I’ve tried to incorporate more of that into my everyday life in trying to find ways to get in a good laugh whenever possible. Laughter is Kindness, try to spread it around as much as possible.
It may seem strange to say that crying could be an act of kindness, but along with laughter, sharing a good cry with someone is one of the most authentic forms of kindness you can offer. I say this especially since I am a guy. Regardless of how much we may have evolved as a society, men still get the message at a very young age that crying is not high on the list of emotions you should regularly be showing.
Having had my share of experience with hardcore crying after our daughter died of cancer, I can say two things about it. First, crying is incredibly cathartic and second, for a guy, crying can be incredibly scary. Since guys are still typically taught not to cry, we don’t have a lot of experience with the power of the emotions that are released when you do cry.
When I say crying is cathartic, I mean it genuinely. My experience has been that there is pretty much nothing that can cleanse your system so thoroughly. When you break down and have a truly good cry – I mean you really let down your guard and let it all out – the feeling of relief that washes over you is incredible. It’s not that it takes the pain away, but it allows it to wash out of you for a time.

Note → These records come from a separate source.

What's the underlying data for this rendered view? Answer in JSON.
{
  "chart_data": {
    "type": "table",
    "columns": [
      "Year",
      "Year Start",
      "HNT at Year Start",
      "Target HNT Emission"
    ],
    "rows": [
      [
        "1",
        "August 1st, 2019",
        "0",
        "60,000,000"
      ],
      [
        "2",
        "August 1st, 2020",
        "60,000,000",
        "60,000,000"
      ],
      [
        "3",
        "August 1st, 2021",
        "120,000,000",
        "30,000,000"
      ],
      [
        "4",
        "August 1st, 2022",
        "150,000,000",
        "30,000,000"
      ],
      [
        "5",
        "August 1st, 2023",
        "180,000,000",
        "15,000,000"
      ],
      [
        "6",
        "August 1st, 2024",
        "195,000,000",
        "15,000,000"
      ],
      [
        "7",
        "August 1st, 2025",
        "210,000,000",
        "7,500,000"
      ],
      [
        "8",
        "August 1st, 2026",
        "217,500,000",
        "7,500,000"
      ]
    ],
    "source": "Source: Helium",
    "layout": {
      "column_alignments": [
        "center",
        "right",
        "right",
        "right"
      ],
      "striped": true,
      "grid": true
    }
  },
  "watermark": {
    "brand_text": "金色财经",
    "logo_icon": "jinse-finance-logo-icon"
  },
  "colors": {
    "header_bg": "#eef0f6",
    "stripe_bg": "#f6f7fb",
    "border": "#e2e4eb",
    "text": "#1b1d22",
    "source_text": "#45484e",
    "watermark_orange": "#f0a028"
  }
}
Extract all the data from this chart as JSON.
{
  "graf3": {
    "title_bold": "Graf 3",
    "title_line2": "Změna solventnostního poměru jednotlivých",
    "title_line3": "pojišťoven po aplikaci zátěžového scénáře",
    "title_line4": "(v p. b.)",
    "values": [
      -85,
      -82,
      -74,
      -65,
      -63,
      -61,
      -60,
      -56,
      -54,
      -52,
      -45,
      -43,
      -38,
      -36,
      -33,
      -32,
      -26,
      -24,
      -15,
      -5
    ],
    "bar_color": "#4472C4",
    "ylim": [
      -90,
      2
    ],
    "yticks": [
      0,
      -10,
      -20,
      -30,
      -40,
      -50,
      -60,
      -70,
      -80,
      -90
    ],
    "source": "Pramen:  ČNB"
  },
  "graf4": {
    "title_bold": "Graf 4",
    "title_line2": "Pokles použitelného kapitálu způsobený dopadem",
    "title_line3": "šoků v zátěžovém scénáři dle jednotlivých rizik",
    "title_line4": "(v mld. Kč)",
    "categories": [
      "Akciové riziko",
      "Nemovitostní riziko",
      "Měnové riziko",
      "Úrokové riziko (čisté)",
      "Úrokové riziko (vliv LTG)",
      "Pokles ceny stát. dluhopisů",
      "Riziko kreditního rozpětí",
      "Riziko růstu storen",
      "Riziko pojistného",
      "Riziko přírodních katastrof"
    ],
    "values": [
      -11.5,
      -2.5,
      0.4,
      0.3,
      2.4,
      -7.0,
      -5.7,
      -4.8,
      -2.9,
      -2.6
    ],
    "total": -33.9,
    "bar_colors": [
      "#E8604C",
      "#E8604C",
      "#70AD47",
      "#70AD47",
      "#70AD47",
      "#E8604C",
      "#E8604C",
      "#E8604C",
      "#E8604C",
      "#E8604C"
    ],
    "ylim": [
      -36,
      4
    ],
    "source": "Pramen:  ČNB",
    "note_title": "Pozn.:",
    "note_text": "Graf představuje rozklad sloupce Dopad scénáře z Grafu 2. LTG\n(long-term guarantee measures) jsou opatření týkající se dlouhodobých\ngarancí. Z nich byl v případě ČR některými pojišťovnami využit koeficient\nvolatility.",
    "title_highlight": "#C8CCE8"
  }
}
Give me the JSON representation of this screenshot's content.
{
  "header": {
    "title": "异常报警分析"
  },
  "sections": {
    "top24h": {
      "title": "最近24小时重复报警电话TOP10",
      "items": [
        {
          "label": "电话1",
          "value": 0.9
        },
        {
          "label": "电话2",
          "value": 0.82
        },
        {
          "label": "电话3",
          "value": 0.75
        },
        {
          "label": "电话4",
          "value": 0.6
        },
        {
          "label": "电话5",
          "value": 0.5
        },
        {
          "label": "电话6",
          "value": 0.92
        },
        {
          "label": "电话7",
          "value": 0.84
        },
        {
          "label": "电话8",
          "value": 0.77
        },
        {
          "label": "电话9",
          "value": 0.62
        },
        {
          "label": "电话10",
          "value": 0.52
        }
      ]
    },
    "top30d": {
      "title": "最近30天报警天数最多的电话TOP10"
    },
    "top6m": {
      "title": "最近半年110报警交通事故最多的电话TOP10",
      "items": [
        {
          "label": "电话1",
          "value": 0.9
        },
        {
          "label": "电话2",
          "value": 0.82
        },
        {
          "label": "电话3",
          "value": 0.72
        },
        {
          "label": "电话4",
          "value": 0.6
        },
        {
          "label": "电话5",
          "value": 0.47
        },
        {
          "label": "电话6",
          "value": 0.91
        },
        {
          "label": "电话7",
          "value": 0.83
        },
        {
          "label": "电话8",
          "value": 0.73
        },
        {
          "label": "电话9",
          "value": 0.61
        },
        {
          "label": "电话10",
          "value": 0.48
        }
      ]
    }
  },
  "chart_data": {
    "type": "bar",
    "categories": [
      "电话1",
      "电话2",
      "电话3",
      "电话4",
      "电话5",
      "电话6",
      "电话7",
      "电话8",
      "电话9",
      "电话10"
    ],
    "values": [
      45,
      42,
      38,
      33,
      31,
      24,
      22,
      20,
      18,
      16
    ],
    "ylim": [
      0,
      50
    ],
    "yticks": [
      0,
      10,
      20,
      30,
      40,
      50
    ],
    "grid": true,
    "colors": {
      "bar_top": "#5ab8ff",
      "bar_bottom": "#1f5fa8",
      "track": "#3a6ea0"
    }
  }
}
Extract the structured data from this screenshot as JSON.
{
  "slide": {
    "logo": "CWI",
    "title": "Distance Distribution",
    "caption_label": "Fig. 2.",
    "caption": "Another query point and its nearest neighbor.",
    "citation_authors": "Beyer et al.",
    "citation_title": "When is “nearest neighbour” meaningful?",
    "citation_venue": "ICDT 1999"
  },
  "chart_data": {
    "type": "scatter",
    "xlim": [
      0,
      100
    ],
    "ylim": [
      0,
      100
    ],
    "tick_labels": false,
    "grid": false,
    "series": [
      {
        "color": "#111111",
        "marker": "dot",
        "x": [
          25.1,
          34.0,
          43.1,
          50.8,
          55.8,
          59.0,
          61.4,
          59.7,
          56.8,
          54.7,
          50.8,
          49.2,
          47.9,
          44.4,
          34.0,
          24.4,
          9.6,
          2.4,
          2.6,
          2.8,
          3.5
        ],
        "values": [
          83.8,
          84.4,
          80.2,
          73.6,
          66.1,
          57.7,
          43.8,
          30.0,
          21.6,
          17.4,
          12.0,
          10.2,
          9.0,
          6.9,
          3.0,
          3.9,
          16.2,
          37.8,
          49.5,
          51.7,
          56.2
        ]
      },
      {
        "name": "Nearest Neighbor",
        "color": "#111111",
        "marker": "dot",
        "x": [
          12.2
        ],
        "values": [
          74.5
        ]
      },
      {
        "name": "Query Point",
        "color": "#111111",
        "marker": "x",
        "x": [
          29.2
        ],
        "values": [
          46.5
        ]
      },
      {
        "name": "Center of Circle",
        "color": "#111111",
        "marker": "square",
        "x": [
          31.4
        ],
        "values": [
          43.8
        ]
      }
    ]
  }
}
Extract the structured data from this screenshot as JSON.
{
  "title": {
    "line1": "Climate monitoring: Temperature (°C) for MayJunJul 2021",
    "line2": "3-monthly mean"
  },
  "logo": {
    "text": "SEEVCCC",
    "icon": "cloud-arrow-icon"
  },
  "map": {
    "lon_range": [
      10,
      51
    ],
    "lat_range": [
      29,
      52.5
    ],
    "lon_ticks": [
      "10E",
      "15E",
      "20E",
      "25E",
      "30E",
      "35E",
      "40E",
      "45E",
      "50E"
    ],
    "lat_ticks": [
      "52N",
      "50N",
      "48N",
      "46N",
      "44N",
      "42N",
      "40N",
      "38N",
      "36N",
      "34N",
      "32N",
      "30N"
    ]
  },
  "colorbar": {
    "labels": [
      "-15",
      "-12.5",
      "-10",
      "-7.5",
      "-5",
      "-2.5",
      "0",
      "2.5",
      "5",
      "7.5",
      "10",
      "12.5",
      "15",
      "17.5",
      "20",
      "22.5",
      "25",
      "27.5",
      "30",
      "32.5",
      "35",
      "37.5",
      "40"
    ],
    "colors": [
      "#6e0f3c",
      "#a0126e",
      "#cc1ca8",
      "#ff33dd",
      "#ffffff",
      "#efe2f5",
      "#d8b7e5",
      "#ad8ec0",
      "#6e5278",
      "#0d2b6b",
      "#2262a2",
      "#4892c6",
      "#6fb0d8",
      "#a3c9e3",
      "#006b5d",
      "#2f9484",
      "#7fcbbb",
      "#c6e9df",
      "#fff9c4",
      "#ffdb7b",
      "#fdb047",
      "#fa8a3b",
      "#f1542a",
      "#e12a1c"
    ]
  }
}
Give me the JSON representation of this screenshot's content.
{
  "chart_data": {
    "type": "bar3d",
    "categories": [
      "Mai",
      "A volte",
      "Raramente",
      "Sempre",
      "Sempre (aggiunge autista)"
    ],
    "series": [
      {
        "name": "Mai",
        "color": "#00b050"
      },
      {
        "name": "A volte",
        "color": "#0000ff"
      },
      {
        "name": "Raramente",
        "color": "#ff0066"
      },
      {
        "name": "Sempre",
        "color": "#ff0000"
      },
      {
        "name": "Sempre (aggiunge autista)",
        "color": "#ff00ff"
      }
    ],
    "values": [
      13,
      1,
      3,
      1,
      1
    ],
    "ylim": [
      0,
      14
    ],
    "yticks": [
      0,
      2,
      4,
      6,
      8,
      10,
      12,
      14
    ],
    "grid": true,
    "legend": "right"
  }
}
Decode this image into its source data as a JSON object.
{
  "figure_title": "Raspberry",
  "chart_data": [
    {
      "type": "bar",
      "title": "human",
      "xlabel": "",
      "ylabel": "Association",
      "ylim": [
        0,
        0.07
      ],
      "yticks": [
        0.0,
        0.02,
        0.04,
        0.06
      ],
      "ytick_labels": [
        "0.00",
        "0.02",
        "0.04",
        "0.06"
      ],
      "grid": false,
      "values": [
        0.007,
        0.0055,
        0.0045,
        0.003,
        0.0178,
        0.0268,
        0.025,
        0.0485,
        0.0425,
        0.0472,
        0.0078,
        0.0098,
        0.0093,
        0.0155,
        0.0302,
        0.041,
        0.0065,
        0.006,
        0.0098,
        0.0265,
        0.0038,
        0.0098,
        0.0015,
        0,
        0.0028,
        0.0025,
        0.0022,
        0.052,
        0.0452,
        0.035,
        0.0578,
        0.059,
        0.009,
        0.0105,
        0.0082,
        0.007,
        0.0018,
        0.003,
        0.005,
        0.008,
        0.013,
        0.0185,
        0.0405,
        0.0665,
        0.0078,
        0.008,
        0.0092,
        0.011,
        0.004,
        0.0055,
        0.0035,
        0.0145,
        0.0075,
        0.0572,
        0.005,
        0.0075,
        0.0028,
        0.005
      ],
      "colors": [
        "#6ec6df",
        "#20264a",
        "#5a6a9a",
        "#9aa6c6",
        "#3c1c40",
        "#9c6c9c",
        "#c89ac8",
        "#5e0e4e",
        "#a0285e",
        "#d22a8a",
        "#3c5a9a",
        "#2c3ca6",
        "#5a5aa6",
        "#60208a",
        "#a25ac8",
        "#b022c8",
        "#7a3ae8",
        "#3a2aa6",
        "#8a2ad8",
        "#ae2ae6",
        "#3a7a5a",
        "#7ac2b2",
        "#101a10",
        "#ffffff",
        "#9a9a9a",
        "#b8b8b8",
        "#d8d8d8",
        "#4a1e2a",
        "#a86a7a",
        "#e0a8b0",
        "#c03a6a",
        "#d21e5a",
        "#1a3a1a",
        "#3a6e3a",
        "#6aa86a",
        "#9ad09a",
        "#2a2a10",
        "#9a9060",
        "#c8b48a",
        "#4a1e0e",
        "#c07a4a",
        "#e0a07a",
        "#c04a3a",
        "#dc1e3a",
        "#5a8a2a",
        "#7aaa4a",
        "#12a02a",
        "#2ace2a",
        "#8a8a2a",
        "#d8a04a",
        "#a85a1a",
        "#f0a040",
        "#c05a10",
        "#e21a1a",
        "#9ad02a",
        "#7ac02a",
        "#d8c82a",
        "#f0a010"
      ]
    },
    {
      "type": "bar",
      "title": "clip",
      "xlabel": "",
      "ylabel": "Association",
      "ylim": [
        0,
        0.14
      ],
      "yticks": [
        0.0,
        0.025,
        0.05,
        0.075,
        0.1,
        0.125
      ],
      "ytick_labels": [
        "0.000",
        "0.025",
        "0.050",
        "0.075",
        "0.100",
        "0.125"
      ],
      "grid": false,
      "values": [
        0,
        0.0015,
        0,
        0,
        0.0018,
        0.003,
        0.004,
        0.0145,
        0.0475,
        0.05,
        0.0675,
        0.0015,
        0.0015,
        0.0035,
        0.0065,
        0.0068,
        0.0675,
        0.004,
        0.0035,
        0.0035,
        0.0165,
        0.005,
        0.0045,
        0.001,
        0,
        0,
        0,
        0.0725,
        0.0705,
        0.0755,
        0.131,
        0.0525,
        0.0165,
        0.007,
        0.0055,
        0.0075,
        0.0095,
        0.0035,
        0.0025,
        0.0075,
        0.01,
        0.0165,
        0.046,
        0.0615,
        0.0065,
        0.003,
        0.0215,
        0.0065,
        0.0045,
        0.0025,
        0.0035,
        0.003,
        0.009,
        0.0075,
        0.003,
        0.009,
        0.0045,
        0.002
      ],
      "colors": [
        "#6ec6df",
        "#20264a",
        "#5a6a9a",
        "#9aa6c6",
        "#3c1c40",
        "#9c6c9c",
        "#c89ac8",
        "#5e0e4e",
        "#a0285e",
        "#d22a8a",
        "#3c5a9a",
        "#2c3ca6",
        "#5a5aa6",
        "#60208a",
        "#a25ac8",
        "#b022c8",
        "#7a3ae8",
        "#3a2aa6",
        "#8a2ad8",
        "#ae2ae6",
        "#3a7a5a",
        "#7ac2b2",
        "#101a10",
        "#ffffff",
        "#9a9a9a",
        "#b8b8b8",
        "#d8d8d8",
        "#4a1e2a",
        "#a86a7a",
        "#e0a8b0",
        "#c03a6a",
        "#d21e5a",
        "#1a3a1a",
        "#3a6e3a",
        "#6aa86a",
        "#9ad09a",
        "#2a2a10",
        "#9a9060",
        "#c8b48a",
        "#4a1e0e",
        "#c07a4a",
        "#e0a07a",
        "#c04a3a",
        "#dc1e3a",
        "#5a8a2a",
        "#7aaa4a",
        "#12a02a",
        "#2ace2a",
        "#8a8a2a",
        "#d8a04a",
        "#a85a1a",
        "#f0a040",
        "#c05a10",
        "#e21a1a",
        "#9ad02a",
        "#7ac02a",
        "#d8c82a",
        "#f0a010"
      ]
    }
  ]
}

When the hurt is deep, I describe it like waves on the beach. The pain may feel like waves in a storm. However, if you let the tears flow when you feel that pain, they will subside just like a wave washing over you and flowing back out. Once the hurt starts to lessen with time, you may still get waves of emotion, but they will be less intense and easier to manage.
One of the purest acts of kindness you can offer another person is to hug them and let them know that they can have a good cry with you.
It doesn’t make them weak or any less of a person. They will probably be a better person for it – better for themselves and the people around them.
Commit to yourself that you will offer at least one of these acts of kindness to someone this week; it will make you and them feel so much better. And remember, in a world where you can be anything, Be Kind!